Adam Steltzner, the NASA engineer who led the design and development of the “sky crane” system that allowed the Curiosity rover to make a soft landing from Mars, has a bachelor’s degree in mechanical engineering from UC Davis.
Steltzner was a distinctive figure in NASA’s live stream from the control room, pacing around the rows of monitors. He’s also one of the narrators of the NASA video, “Seven Minutes of Terror,” about the landing process.
Even before Curiosity landed, Steltzner has got an unusual amount of press for a NASA engineer, including this profile from National Public Radio.
But Steltzner’s path to being a rocker rocket scientist was not straightforward. He struggled in school, got an F in high school geometry, played bass in some Bay Area bands and watched his friends go to college.
Then some idle stargazing on the way home from a gig spurred an interest in astronomy, he enrolled in a physics class at community college, and was hooked.
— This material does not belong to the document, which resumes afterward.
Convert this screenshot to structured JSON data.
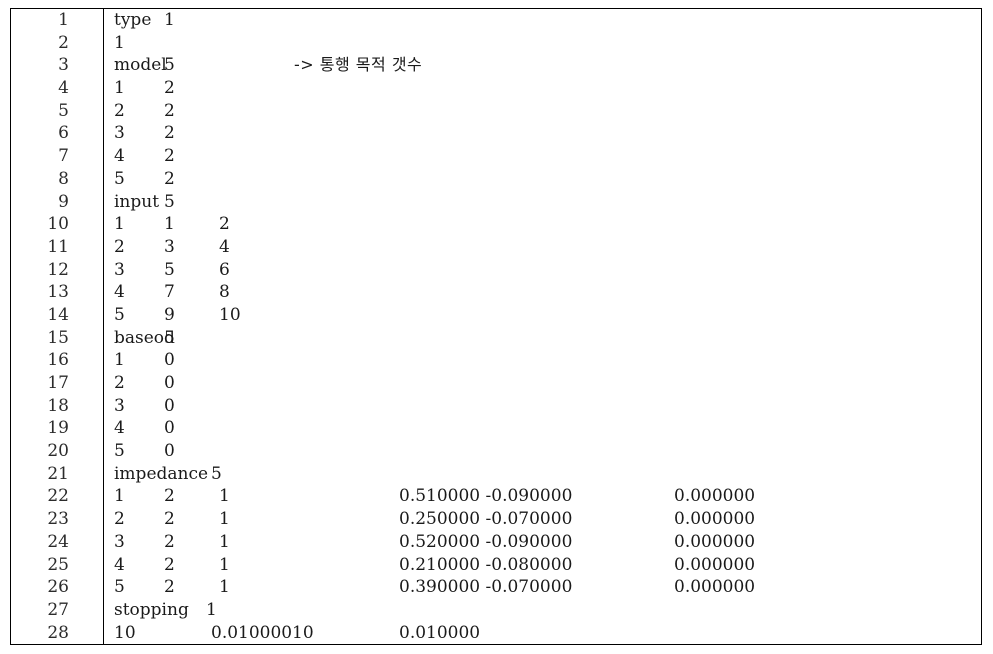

He earned his bachelor’s degree in engineering from Davis in 1990, a master’s in Applied Mechanics from Caltech in 1991 and his Ph.D. from the University of Wisconsin Madison in 1999.
Steltzner joined the Jet Propulsion Laboratory at Caltech in 1991 and has worked on a number of other projects in addition to Curiosity, including the Galileo and Cassini missions to Jupiter and Saturn, respectively; and the three Mars missions, Sojourner, Spirit and Opportunity.